Merlin Holland, her great-grandson, whose surname remains a testament to the social ostracism that forced Wilde's children to change their name, says: "Oscar and 'Speranza' adored each other. Genetically, he got an enormous amount from her - the rebellious spirit, the love of all things Irish, and conversational brilliance."

Born Jane Elgee in Dublin in 1821, Lady Wilde began her career writing poetry for the revolutionary nationalist newspaper The Nation under the name John Fanshawe Ellis. When the editor asked to meet "this Mr Ellis" he was amazed to see a tall girl with "flashing brown eyes and features cast in an heroic mould".

At 30 she married William Wilde, a polymath who combined ear and eye surgery with antiquarianism, pioneering statistical work and a devotion to Irish folklore. He also had three illegitimate children.

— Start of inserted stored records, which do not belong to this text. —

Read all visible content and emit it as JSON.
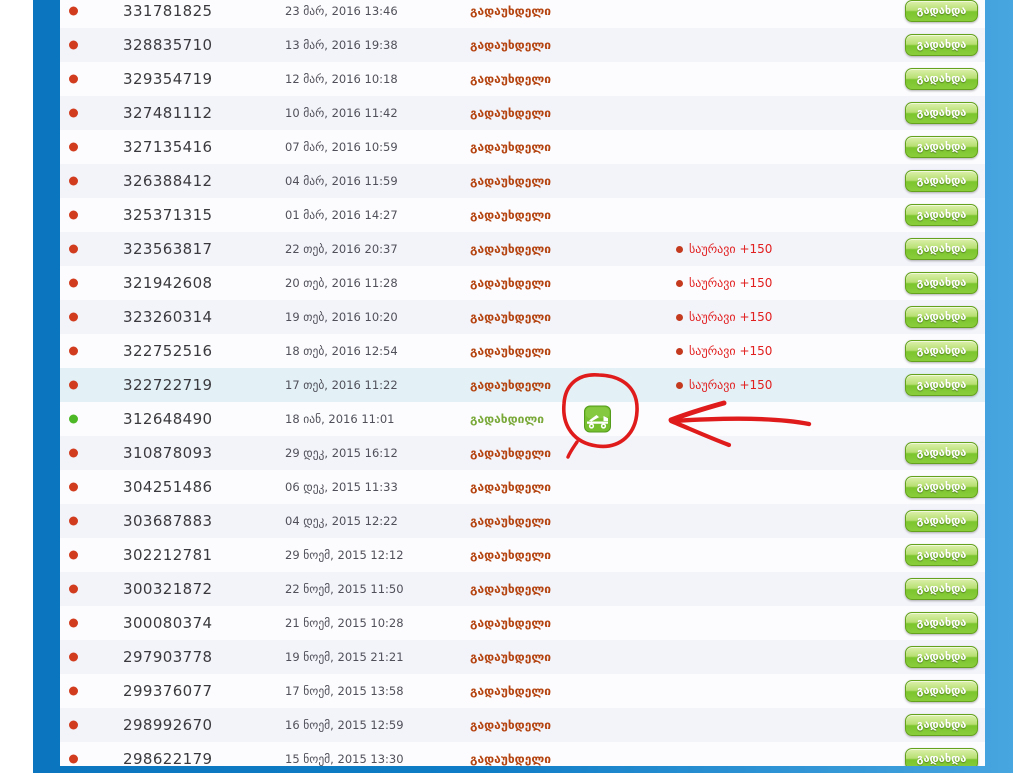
{
  "page": {
    "background": "#ffffff",
    "panel_gradient_left": "#0b76bf",
    "panel_gradient_right": "#47a5df",
    "content_background": "#fcfcfe",
    "row_alt_background": "#f3f3fa",
    "row_highlight_background": "#e3f1f6"
  },
  "labels": {
    "pay_button": "გადახდა",
    "penalty_badge": "საურავი +150",
    "status_unpaid": "გადაუხდელი",
    "status_paid": "გადახდილი"
  },
  "colors": {
    "status_unpaid_text": "#b4430f",
    "status_paid_text": "#7aa93a",
    "penalty_text": "#e11f1f",
    "dot_unpaid": "#d13c1e",
    "dot_paid": "#4db826",
    "pay_button_green": "#7cc52e",
    "annotation_red": "#e01b1b"
  },
  "icons": {
    "paid_row_icon": "tow-truck-icon"
  },
  "annotation": {
    "description": "hand-drawn red circle around tow-truck icon and red arrow pointing to it",
    "color": "#e01b1b"
  },
  "rows": [
    {
      "id": "331781825",
      "date": "23 მარ, 2016 13:46",
      "status": "unpaid",
      "penalty": false,
      "icon": false,
      "button": true,
      "highlight": false
    },
    {
      "id": "328835710",
      "date": "13 მარ, 2016 19:38",
      "status": "unpaid",
      "penalty": false,
      "icon": false,
      "button": true,
      "highlight": false
    },
    {
      "id": "329354719",
      "date": "12 მარ, 2016 10:18",
      "status": "unpaid",
      "penalty": false,
      "icon": false,
      "button": true,
      "highlight": false
    },
    {
      "id": "327481112",
      "date": "10 მარ, 2016 11:42",
      "status": "unpaid",
      "penalty": false,
      "icon": false,
      "button": true,
      "highlight": false
    },
    {
      "id": "327135416",
      "date": "07 მარ, 2016 10:59",
      "status": "unpaid",
      "penalty": false,
      "icon": false,
      "button": true,
      "highlight": false
    },
    {
      "id": "326388412",
      "date": "04 მარ, 2016 11:59",
      "status": "unpaid",
      "penalty": false,
      "icon": false,
      "button": true,
      "highlight": false
    },
    {
      "id": "325371315",
      "date": "01 მარ, 2016 14:27",
      "status": "unpaid",
      "penalty": false,
      "icon": false,
      "button": true,
      "highlight": false
    },
    {
      "id": "323563817",
      "date": "22 თებ, 2016 20:37",
      "status": "unpaid",
      "penalty": true,
      "icon": false,
      "button": true,
      "highlight": false
    },
    {
      "id": "321942608",
      "date": "20 თებ, 2016 11:28",
      "status": "unpaid",
      "penalty": true,
      "icon": false,
      "button": true,
      "highlight": false
    },
    {
      "id": "323260314",
      "date": "19 თებ, 2016 10:20",
      "status": "unpaid",
      "penalty": true,
      "icon": false,
      "button": true,
      "highlight": false
    },
    {
      "id": "322752516",
      "date": "18 თებ, 2016 12:54",
      "status": "unpaid",
      "penalty": true,
      "icon": false,
      "button": true,
      "highlight": false
    },
    {
      "id": "322722719",
      "date": "17 თებ, 2016 11:22",
      "status": "unpaid",
      "penalty": true,
      "icon": false,
      "button": true,
      "highlight": true
    },
    {
      "id": "312648490",
      "date": "18 იან, 2016 11:01",
      "status": "paid",
      "penalty": false,
      "icon": true,
      "button": false,
      "highlight": false
    },
    {
      "id": "310878093",
      "date": "29 დეკ, 2015 16:12",
      "status": "unpaid",
      "penalty": false,
      "icon": false,
      "button": true,
      "highlight": false
    },
    {
      "id": "304251486",
      "date": "06 დეკ, 2015 11:33",
      "status": "unpaid",
      "penalty": false,
      "icon": false,
      "button": true,
      "highlight": false
    },
    {
      "id": "303687883",
      "date": "04 დეკ, 2015 12:22",
      "status": "unpaid",
      "penalty": false,
      "icon": false,
      "button": true,
      "highlight": false
    },
    {
      "id": "302212781",
      "date": "29 ნოემ, 2015 12:12",
      "status": "unpaid",
      "penalty": false,
      "icon": false,
      "button": true,
      "highlight": false
    },
    {
      "id": "300321872",
      "date": "22 ნოემ, 2015 11:50",
      "status": "unpaid",
      "penalty": false,
      "icon": false,
      "button": true,
      "highlight": false
    },
    {
      "id": "300080374",
      "date": "21 ნოემ, 2015 10:28",
      "status": "unpaid",
      "penalty": false,
      "icon": false,
      "button": true,
      "highlight": false
    },
    {
      "id": "297903778",
      "date": "19 ნოემ, 2015 21:21",
      "status": "unpaid",
      "penalty": false,
      "icon": false,
      "button": true,
      "highlight": false
    },
    {
      "id": "299376077",
      "date": "17 ნოემ, 2015 13:58",
      "status": "unpaid",
      "penalty": false,
      "icon": false,
      "button": true,
      "highlight": false
    },
    {
      "id": "298992670",
      "date": "16 ნოემ, 2015 12:59",
      "status": "unpaid",
      "penalty": false,
      "icon": false,
      "button": true,
      "highlight": false
    },
    {
      "id": "298622179",
      "date": "15 ნოემ, 2015 13:30",
      "status": "unpaid",
      "penalty": false,
      "icon": false,
      "button": true,
      "highlight": false
    }
  ]
}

Lady Wilde, as she became in 1864, ran a successful literary salon, first in Dublin, then London, attended by the likes of W B Yeats, Frances Hodgson Burnett, Ruskin and Browning.

Oscar, her younger son, used it to practise his wit, but it was his mother who led the way. But as Oscar's star fell, so did Lady Wilde's. Guests at her gatherings in Oakley Street, Chelsea, remarked spitefully on her bizarre dress sense, unconventional attitudes and the way her hair hung down her back.

When Oscar was finally jailed for homosexuality after a damning, widely reported trial at the Old Bailey, a sad anecdote has the elderly Lady Wilde turning over in bed and saying only: "May it help him."